Jackson Appears on Legal Panel for the Annual Electricity Generation and Transmission Lawyers Seminar

On November 6, 2015, J. Theodore Jackson appeared on a legal panel in Seattle, Washington at the annual Electricity Generation and Transmission Lawyers Seminar. The panel was entitled “General Counsel to General Counsel” and dealt with how to prevent and resolve disputes between a generation and transmission electric cooperative and its members. Mr. Jackson has served as General Counsel to PowerSouth Energy Cooperative for 36 years. PowerSouth Energy generates electricity at its generating plants and transmits that electricity at wholesale to its twenty electric distribution members. Those members include sixteen rural electric cooperatives and four cities who provide electricity at retail to approximately one million consumers in central and south Alabama and the panhandle of Florida.

Alabama Court of Civil Appeals Affirms Summary Judgment

The appellee initiated the action by filing a Complaint to recover possession of property subject of a foreclosure.  Appellants responded, seeking to enjoin the eviction action based on unsubstantiated claims of hardship.  Summary judgment was granted, giving possession of the property to appellee.  Appellants appealed the action, but their appeal was dismissed in part and affirmed in part, due to appellants’ unauthorized practice of law and new allegations on appeal not raised with the trial court.  Fuller v. Green Tree Servicing, LLC, No. 2140269, 2015 WL 5511462 (Ala. Civ. App. Sept. 18, 2015)

James Obtains Dismissal of Claims Against CPA

Paul James recently presented a Motion to Dismiss in Alabama Circuit Court on behalf of a CPA sued for fraud arising out of a business transaction. Specifically, the Plaintiff accused the CPA of negligence for allowing the Plaintiff’s mortgage on certain properties to become in jeopardy of being taken for its use and as collateral in a business transaction.
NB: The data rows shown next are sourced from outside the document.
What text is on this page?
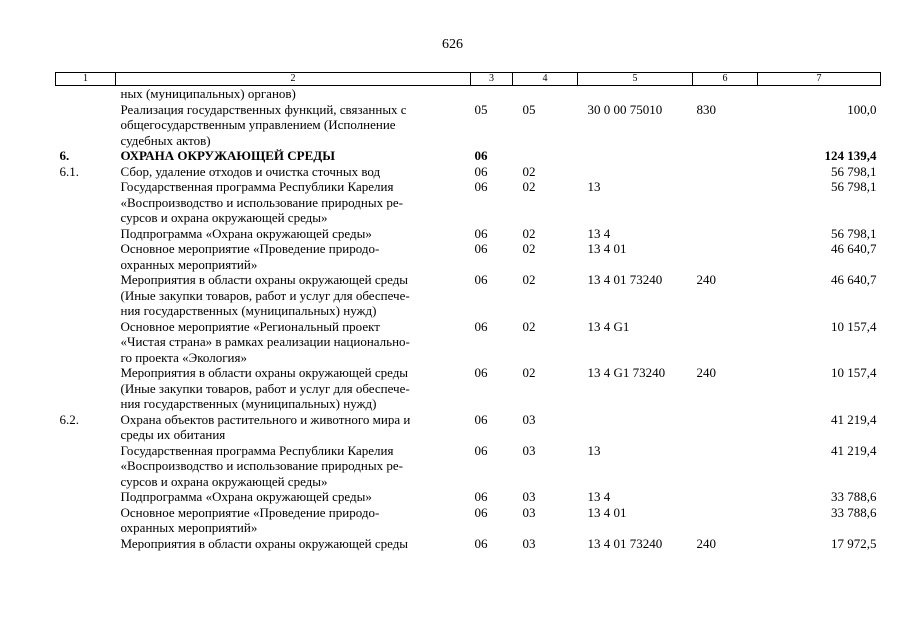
626
1	2	3	4	5	6	7

	ных (муниципальных) органов)					

	Реализация государственных функций, связанных с
общегосударственным управлением (Исполнение
судебных актов)	05	05	30 0 00 75010	830	100,0
6.	ОХРАНА ОКРУЖАЮЩЕЙ СРЕДЫ	06				124 139,4
6.1.	Сбор, удаление отходов и очистка сточных вод	06	02			56 798,1

	Государственная программа Республики Карелия
«Воспроизводство и использование природных ре-
сурсов и охрана окружающей среды»	06	02	13		56 798,1

	Подпрограмма «Охрана окружающей среды»	06	02	13 4		56 798,1

	Основное мероприятие «Проведение природо-
охранных мероприятий»	06	02	13 4 01		46 640,7

	Мероприятия в области охраны окружающей среды
(Иные закупки товаров, работ и услуг для обеспече-
ния государственных (муниципальных) нужд)	06	02	13 4 01 73240	240	46 640,7

	Основное мероприятие «Региональный проект
«Чистая страна» в рамках реализации национально-
го проекта «Экология»	06	02	13 4 G1		10 157,4

	Мероприятия в области охраны окружающей среды
(Иные закупки товаров, работ и услуг для обеспече-
ния государственных (муниципальных) нужд)	06	02	13 4 G1 73240	240	10 157,4
6.2.	Охрана объектов растительного и животного мира и
среды их обитания	06	03			41 219,4

	Государственная программа Республики Карелия
«Воспроизводство и использование природных ре-
сурсов и охрана окружающей среды»	06	03	13		41 219,4

	Подпрограмма «Охрана окружающей среды»	06	03	13 4		33 788,6

	Основное мероприятие «Проведение природо-
охранных мероприятий»	06	03	13 4 01		33 788,6

	Мероприятия в области охраны окружающей среды	06	03	13 4 01 73240	240	17 972,5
The CPA was also accused of conspiracy in working with certain parties and non-parties to obtain the property in question.

Despite multiple claims of fraud, deceit, suppression, negligence, and conspiracy, the trial court granted the Motion to Dismiss in favor of the CPA and dismissed the case with prejudice. The Plaintiff’s filed not one but two separate Motions to Reconsider which were both denied by the trial court. The Plaintiff declined to pursue an appeal.